Dazu zählt ein Anschlag auf einen Ölspeicher nahe dem Jeddah Corniche Circuit am vergangenen Freitag. "Dieses Land macht riesige Fortschritte", sagte etwa Formel-1-Geschäftsführer Stefano Domenicali noch vor Rennstart am Sonntag. "Wir werden niemals eine Organisation sein, die die Sicherheit ihrer Leute nicht garantieren kann." Lewis Hamilton hingegen beschloss das Wochenende mit den Worten: "Ich bin so froh, dass alle in Sicherheit sind. Ich will einfach nur heim."

Nach dem Drohnenangriff jemenitischer Huthi-Rebellen auf eine Raffinerie des Hauptsponsors Aramco gab es keine Verletzten, aber große Verunsicherung im Fahrerlager. Die Piloten drohten mit einem Boykott. Erst nach einer vierstündigen Notfallsitzung entschied man sich dazu, das Rennwochenende durchzuziehen.

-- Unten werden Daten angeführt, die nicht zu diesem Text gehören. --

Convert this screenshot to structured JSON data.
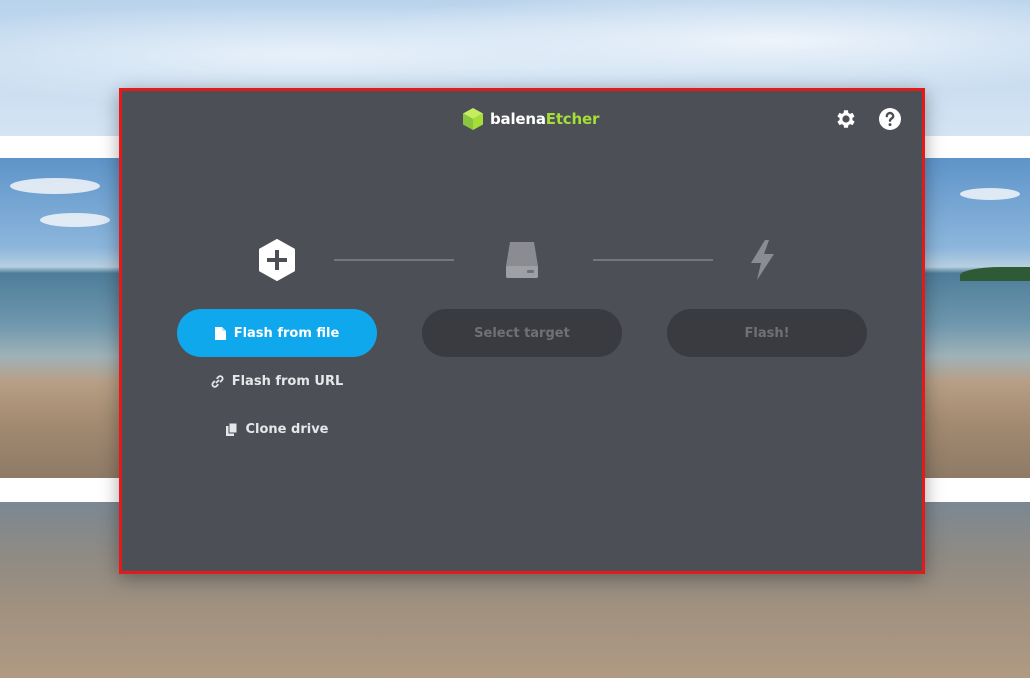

Aufregung gab es in Jeddah auch am Sonntag. Das hatte aber mit dem zweiten Saisonrennen zu tun, denn zum zweiten Mal in diesem Jahr lieferte die Formel 1 ein packendes Event. Max Verstappen im Red Bull setzte sich knapp gegen Charles Leclerc im Ferrari durch. Die Formel 1 ist beliebt und spannend wie lange nicht. Wie hat sie das geschafft?

Perfekte Show

Vor knapp sechs Jahren übernahm Liberty Media aus den USA die Formel 1 mit dem Versprechen, die Vermarktung über digitale Medien voranzutreiben. Es wurde gehalten. Kein anderer Sport hat einen besseren Youtube-Kanal, mit Highlights und Analysen für Gelegenheitsfans. Der Streamingdienst F1TV wiederum wurde für eingefleischte Beobachter gemacht.

Mit Drive to Survive hat die Formel 1 zudem ein Dokuformat für Netflix mit Reality-TV-Charakter kreiert. Dabei lernt man Fahrer und Teamchefs etwas kennen, Namen und Startnummern bekommen ein Gesicht. Durch Drive to Survive nahm vor allem in den USA das Interesse erheblich zu. Im vergangenen Jahr stiegen die Einschaltquoten um knapp 60 Prozent. Die Formel 1 wird nicht mehr belächelt, sondern ernsthaft analysiert.

Die TV-Übertragung der Rennen wurde auf Perfektion getrimmt. Die Bilder kommen steril daher. Über Inserts kommt eine Flut an Zahlen. Zuschauer wissen zu jedem Zeitpunkt alle Platzierungen und Zeitabstände. Die neue Kamera, die auf Augenhöhe direkt im Helm der Piloten installiert wurde, liefert vor allem bei Nachtrennen surreale Bilder.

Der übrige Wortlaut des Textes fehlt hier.